Yesterday’s Supreme Court arguments on indecency and free speech in FCC v. Fox certainly were a doozy! Get caught up on the backstory here. Don’t worry, we’ll wait for ya. OK, ready?
Amidst the occasional hilarity — since, hey, they were still talking about swearing, Paris Hilton and bare asses — the Court considered two major questions:
1. Are broadcasters’ free speech rights affected by the way the FCC applies its rules of indecency, and,
2. What, if anything, should be done to change how the FCC regulates broadcast television and radio in the future; or is regulation not necessary now.
The FCC’s core argument for maintaining indecency standards on broadcast television and radio centered around preserving a “safe haven” of viewing time, 6am - 10pm, for parents and the public during which all content is safe for general viewing. The FCC characterized the broadcast networks as having a unique responsibility to the public because of their government-issued broadcast licenses.
While Chief Justice Roberts and Justices Scalia and Kennedy certainly supported this argument, there was just as much acknowledgement that government regulation may not matter any longer. Justice Alito asked if this issue shouldn’t “die a natural death” along with the medium since, as Justice Kagen noted, so few people get their television by broadcast, and most don’t even know the difference between broadcast and cable tv these days. Justice Ginsburg commented that cultural norms have changed, and since swearing has become part of common parlance it’s hardly that shocking for most adolescents sitting in front of their TV sets.

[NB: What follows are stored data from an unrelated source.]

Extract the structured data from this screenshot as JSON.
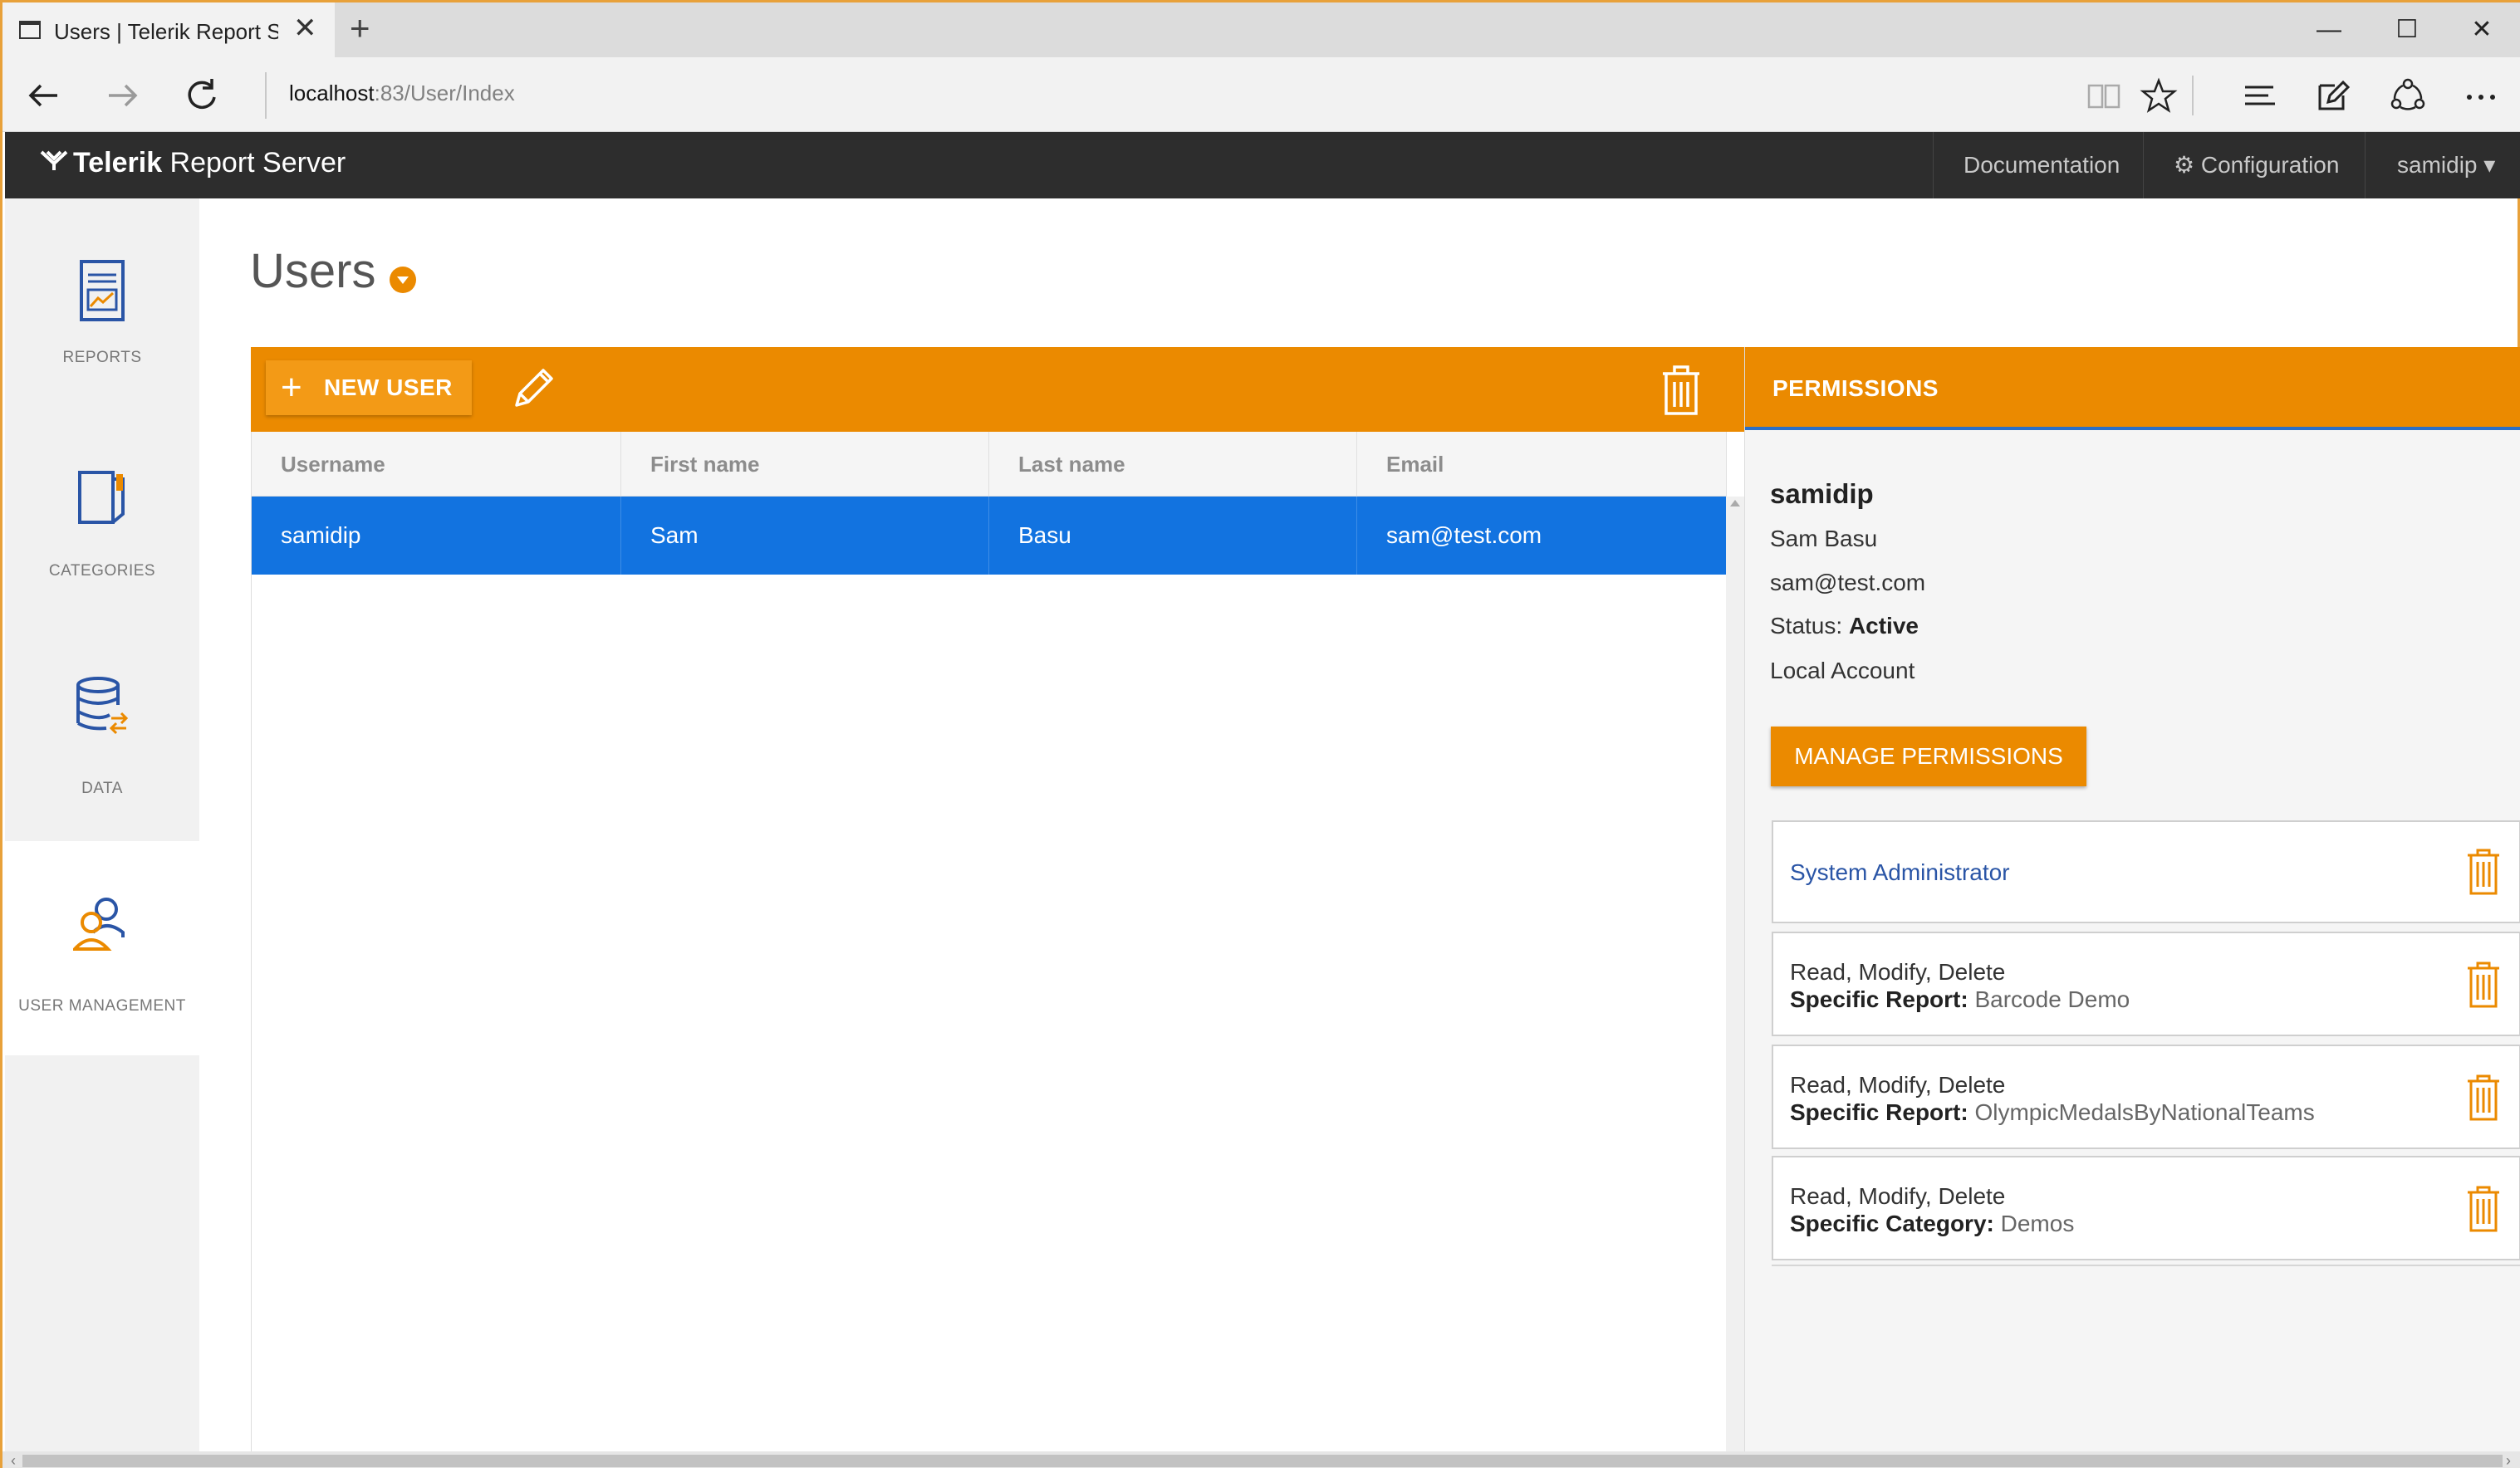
{
  "browser": {
    "tab_title": "Users | Telerik Report Se",
    "new_tab": "+",
    "tab_close": "✕",
    "address_host": "localhost",
    "address_path": ":83/User/Index",
    "window_minimize": "—",
    "window_maximize": "☐",
    "window_close": "✕"
  },
  "app": {
    "brand_bold": "Telerik",
    "brand_rest": " Report Server",
    "nav": {
      "documentation": "Documentation",
      "configuration": "Configuration",
      "user": "samidip"
    }
  },
  "sidebar": {
    "items": [
      {
        "label": "REPORTS",
        "icon": "report-document-icon"
      },
      {
        "label": "CATEGORIES",
        "icon": "categories-icon"
      },
      {
        "label": "DATA",
        "icon": "database-icon"
      },
      {
        "label": "USER MANAGEMENT",
        "icon": "users-icon"
      }
    ]
  },
  "main": {
    "title": "Users",
    "toolbar": {
      "new_user_label": "NEW USER"
    },
    "grid": {
      "columns": [
        "Username",
        "First name",
        "Last name",
        "Email"
      ],
      "rows": [
        [
          "samidip",
          "Sam",
          "Basu",
          "sam@test.com"
        ]
      ]
    }
  },
  "permissions": {
    "header": "PERMISSIONS",
    "username": "samidip",
    "full_name": "Sam Basu",
    "email": "sam@test.com",
    "status_label": "Status: ",
    "status_value": "Active",
    "account_type": "Local Account",
    "manage_button": "MANAGE PERMISSIONS",
    "entries": [
      {
        "line1": "System Administrator",
        "line2_label": "",
        "line2_value": ""
      },
      {
        "line1": "Read, Modify, Delete",
        "line2_label": "Specific Report:",
        "line2_value": "Barcode Demo"
      },
      {
        "line1": "Read, Modify, Delete",
        "line2_label": "Specific Report:",
        "line2_value": "OlympicMedalsByNationalTeams"
      },
      {
        "line1": "Read, Modify, Delete",
        "line2_label": "Specific Category:",
        "line2_value": "Demos"
      }
    ]
  },
  "colors": {
    "accent_orange": "#eb8a00",
    "selection_blue": "#1273e0",
    "header_dark": "#2d2d2d",
    "link_blue": "#2a55a6"
  }
}
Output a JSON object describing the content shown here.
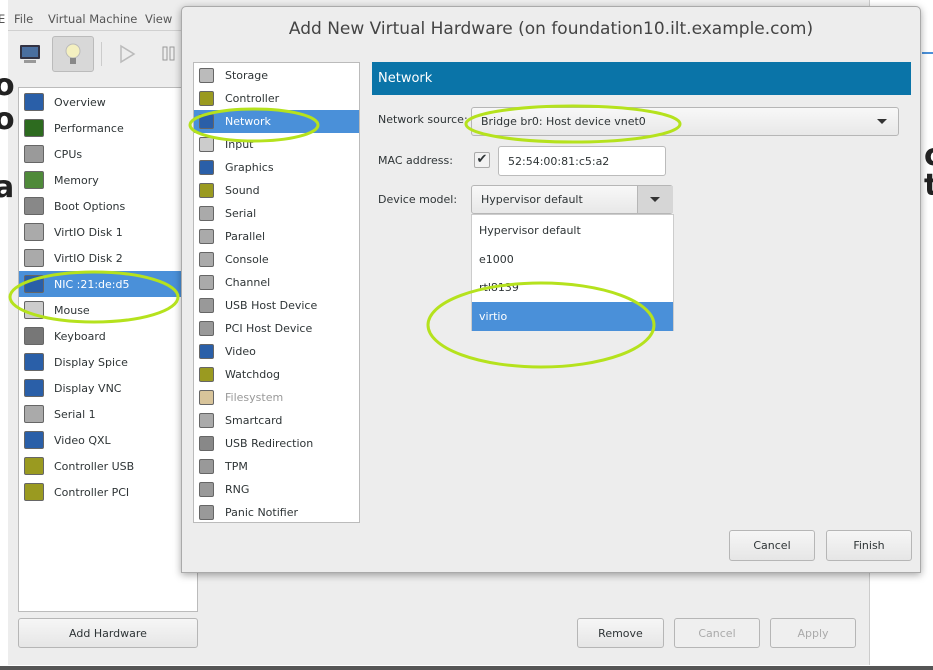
{
  "main_window": {
    "menu": [
      "E",
      "File",
      "Virtual Machine",
      "View"
    ],
    "toolbar": {
      "console": "monitor-icon",
      "details": "lightbulb-icon",
      "run": "play-icon",
      "pause": "pause-icon"
    },
    "hardware_list": [
      {
        "label": "Overview",
        "icon": "monitor-icon",
        "color": "#2a5fa8"
      },
      {
        "label": "Performance",
        "icon": "chart-icon",
        "color": "#2d6b1f"
      },
      {
        "label": "CPUs",
        "icon": "chip-icon",
        "color": "#9a9a9a"
      },
      {
        "label": "Memory",
        "icon": "memory-icon",
        "color": "#4f8a3a"
      },
      {
        "label": "Boot Options",
        "icon": "gears-icon",
        "color": "#888888"
      },
      {
        "label": "VirtIO Disk 1",
        "icon": "disk-icon",
        "color": "#aaaaaa"
      },
      {
        "label": "VirtIO Disk 2",
        "icon": "disk-icon",
        "color": "#aaaaaa"
      },
      {
        "label": "NIC :21:de:d5",
        "icon": "network-icon",
        "color": "#2a5fa8",
        "selected": true
      },
      {
        "label": "Mouse",
        "icon": "mouse-icon",
        "color": "#cccccc"
      },
      {
        "label": "Keyboard",
        "icon": "keyboard-icon",
        "color": "#777777"
      },
      {
        "label": "Display Spice",
        "icon": "monitor-icon",
        "color": "#2a5fa8"
      },
      {
        "label": "Display VNC",
        "icon": "monitor-icon",
        "color": "#2a5fa8"
      },
      {
        "label": "Serial 1",
        "icon": "serial-icon",
        "color": "#aaaaaa"
      },
      {
        "label": "Video QXL",
        "icon": "monitor-icon",
        "color": "#2a5fa8"
      },
      {
        "label": "Controller USB",
        "icon": "card-icon",
        "color": "#9a9a20"
      },
      {
        "label": "Controller PCI",
        "icon": "card-icon",
        "color": "#9a9a20"
      }
    ],
    "add_hardware": "Add Hardware",
    "remove": "Remove",
    "cancel": "Cancel",
    "apply": "Apply",
    "behind_text": {
      "left": [
        "o",
        "o",
        "a"
      ],
      "right": [
        "c",
        "t"
      ]
    }
  },
  "dialog": {
    "title": "Add New Virtual Hardware (on foundation10.ilt.example.com)",
    "hardware_types": [
      {
        "label": "Storage",
        "icon": "disk-icon",
        "color": "#bbbbbb"
      },
      {
        "label": "Controller",
        "icon": "card-icon",
        "color": "#9a9a20"
      },
      {
        "label": "Network",
        "icon": "network-icon",
        "color": "#2a5fa8",
        "selected": true
      },
      {
        "label": "Input",
        "icon": "mouse-icon",
        "color": "#cccccc"
      },
      {
        "label": "Graphics",
        "icon": "monitor-icon",
        "color": "#2a5fa8"
      },
      {
        "label": "Sound",
        "icon": "card-icon",
        "color": "#9a9a20"
      },
      {
        "label": "Serial",
        "icon": "serial-icon",
        "color": "#aaaaaa"
      },
      {
        "label": "Parallel",
        "icon": "serial-icon",
        "color": "#aaaaaa"
      },
      {
        "label": "Console",
        "icon": "serial-icon",
        "color": "#aaaaaa"
      },
      {
        "label": "Channel",
        "icon": "serial-icon",
        "color": "#aaaaaa"
      },
      {
        "label": "USB Host Device",
        "icon": "gears-icon",
        "color": "#999999"
      },
      {
        "label": "PCI Host Device",
        "icon": "gears-icon",
        "color": "#999999"
      },
      {
        "label": "Video",
        "icon": "monitor-icon",
        "color": "#2a5fa8"
      },
      {
        "label": "Watchdog",
        "icon": "card-icon",
        "color": "#9a9a20"
      },
      {
        "label": "Filesystem",
        "icon": "folder-icon",
        "color": "#d8c49a",
        "disabled": true
      },
      {
        "label": "Smartcard",
        "icon": "smartcard-icon",
        "color": "#aaaaaa"
      },
      {
        "label": "USB Redirection",
        "icon": "usb-icon",
        "color": "#888888"
      },
      {
        "label": "TPM",
        "icon": "chip-icon",
        "color": "#999999"
      },
      {
        "label": "RNG",
        "icon": "gears-icon",
        "color": "#999999"
      },
      {
        "label": "Panic Notifier",
        "icon": "gears-icon",
        "color": "#999999"
      }
    ],
    "section_header": "Network",
    "header_color": "#0a74a8",
    "network_source_label": "Network source:",
    "network_source_value": "Bridge br0: Host device vnet0",
    "mac_label": "MAC address:",
    "mac_checked": true,
    "mac_value": "52:54:00:81:c5:a2",
    "device_model_label": "Device model:",
    "device_model_value": "Hypervisor default",
    "device_model_options": [
      {
        "label": "Hypervisor default"
      },
      {
        "label": "e1000"
      },
      {
        "label": "rtl8139"
      },
      {
        "label": "virtio",
        "selected": true
      }
    ],
    "cancel": "Cancel",
    "finish": "Finish"
  },
  "annotation_color": "#b5e21d"
}
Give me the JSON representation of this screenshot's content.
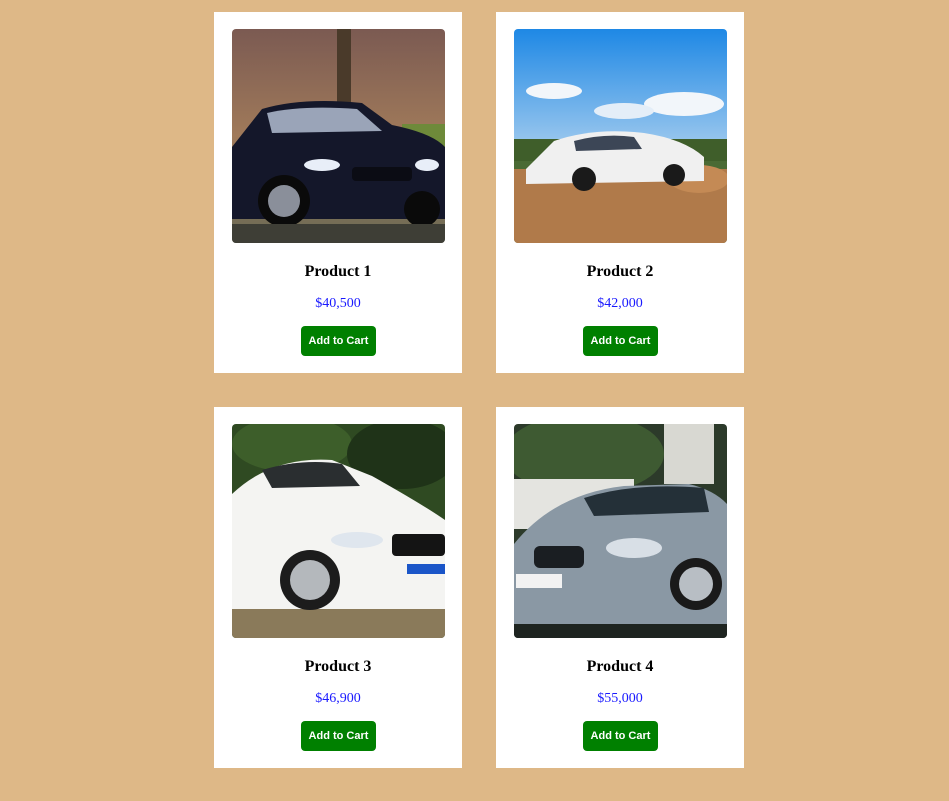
{
  "products": [
    {
      "title": "Product 1",
      "price": "$40,500",
      "button_label": "Add to Cart"
    },
    {
      "title": "Product 2",
      "price": "$42,000",
      "button_label": "Add to Cart"
    },
    {
      "title": "Product 3",
      "price": "$46,900",
      "button_label": "Add to Cart"
    },
    {
      "title": "Product 4",
      "price": "$55,000",
      "button_label": "Add to Cart"
    }
  ],
  "colors": {
    "page_background": "#deb887",
    "card_background": "#ffffff",
    "price_text": "#1a1aff",
    "button_background": "#008000",
    "button_text": "#ffffff"
  }
}
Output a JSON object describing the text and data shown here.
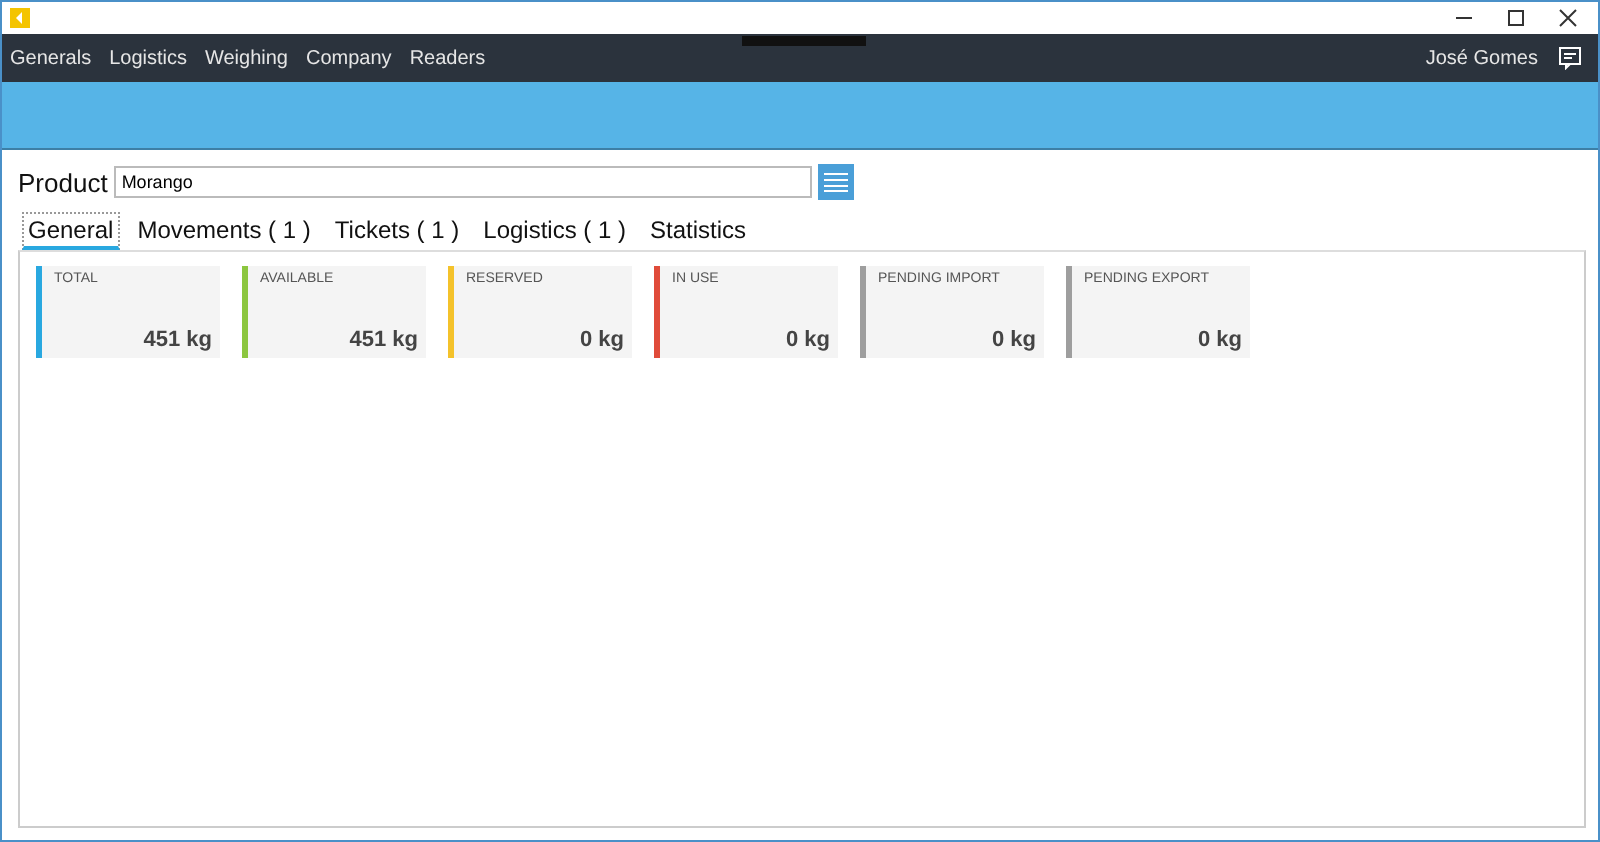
{
  "menu": [
    {
      "label": "Generals"
    },
    {
      "label": "Logistics"
    },
    {
      "label": "Weighing"
    },
    {
      "label": "Company"
    },
    {
      "label": "Readers"
    }
  ],
  "user": "José Gomes",
  "product": {
    "label": "Product",
    "value": "Morango"
  },
  "tabs": [
    {
      "label": "General",
      "selected": true
    },
    {
      "label": "Movements ( 1 )",
      "selected": false
    },
    {
      "label": "Tickets ( 1 )",
      "selected": false
    },
    {
      "label": "Logistics ( 1 )",
      "selected": false
    },
    {
      "label": "Statistics",
      "selected": false
    }
  ],
  "cards": [
    {
      "title": "TOTAL",
      "value": "451 kg",
      "color": "#29a8e0"
    },
    {
      "title": "AVAILABLE",
      "value": "451 kg",
      "color": "#8cc63f"
    },
    {
      "title": "RESERVED",
      "value": "0 kg",
      "color": "#f4c22b"
    },
    {
      "title": "IN USE",
      "value": "0 kg",
      "color": "#e04b3a"
    },
    {
      "title": "PENDING IMPORT",
      "value": "0 kg",
      "color": "#9e9e9e"
    },
    {
      "title": "PENDING EXPORT",
      "value": "0 kg",
      "color": "#9e9e9e"
    }
  ]
}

Since this case applies to radio as well, numerous Justices were concerned about how lifting indecency rules for television might open the window for radio to become more explicit. Justice Alito asked hypothetically if it would be possible to carve a narrow enough rule that would lift the indecency rules for television but leave them in place for radio.
The FCC came under attack repeatedly for how it has applied its rules and how opaque these rules are to broadcasters bound by them. Fox and ABC each had a veritable goldmine of inconsistencies to point to: how 7 seconds of nudity on “NYPD Blue” had been fined but 40 seconds of nudity in the film Catch-22 had been allowed; how profanity was allowed in an ABC broadcast of Saving Private Ryan but not in a PBS documentary on blues singers, and more. Justice Kagen called this “a serious First Amendment issue,” cracking that “The way that this policy seems to work — it’s like nobody can use dirty words or nudity except for Steven Spielberg.”
The arguments from Fox and ABC varied in that Fox flatly denied the need for regulation by the FCC, whereas ABC was willing to grant the agency authority but with clearer standards in place. At Justice Breyer’s invitation, the attorney arguing for ABC and its affiliates made four suggestions on how to fix the vagueness of the rules. The order of arguments didn’t allow the question to be asked, but I wondered if the FCC would’ve hypothetically agreed to work with the broadcasters to craft tighter and more well-defined indecency standards. After all, as Chief Justice Roberts pointed out: “All the government is asking for are a few channels where you are not going to hear the F-word and the S-word and have nudity.”
We at FMC feel strongly that while the FCC’s intent in regulating content may be admirable, in practice that regulation has been applied arbitrarily and capriciously, and has been detrimental to broadcasters’ free speech rights by chilling creative expression. Read our joint amicus brief with Center for Creative Voices on FCC v. Fox.
For a more detailed rundown of yesterday’s oral arguments, check out scotusblog.
Finally, we encourage you to attend future cases at The Supreme Court of the United States. They’re free to attend and take nothing but an early start and a little patience with the line. Here’s the calendar for oral arguments.
For those who are especially geeky (like us!) and/or aren’t based in DC, you should consider adding Jeffrey Toobin’s The Nine to your reading list.
Why should you bother with all this? Well, as Media Access Project’s Andy Schwartzman pointed out to me yesterday, “This is an opportunity to see one-third of our government in action. In one room.”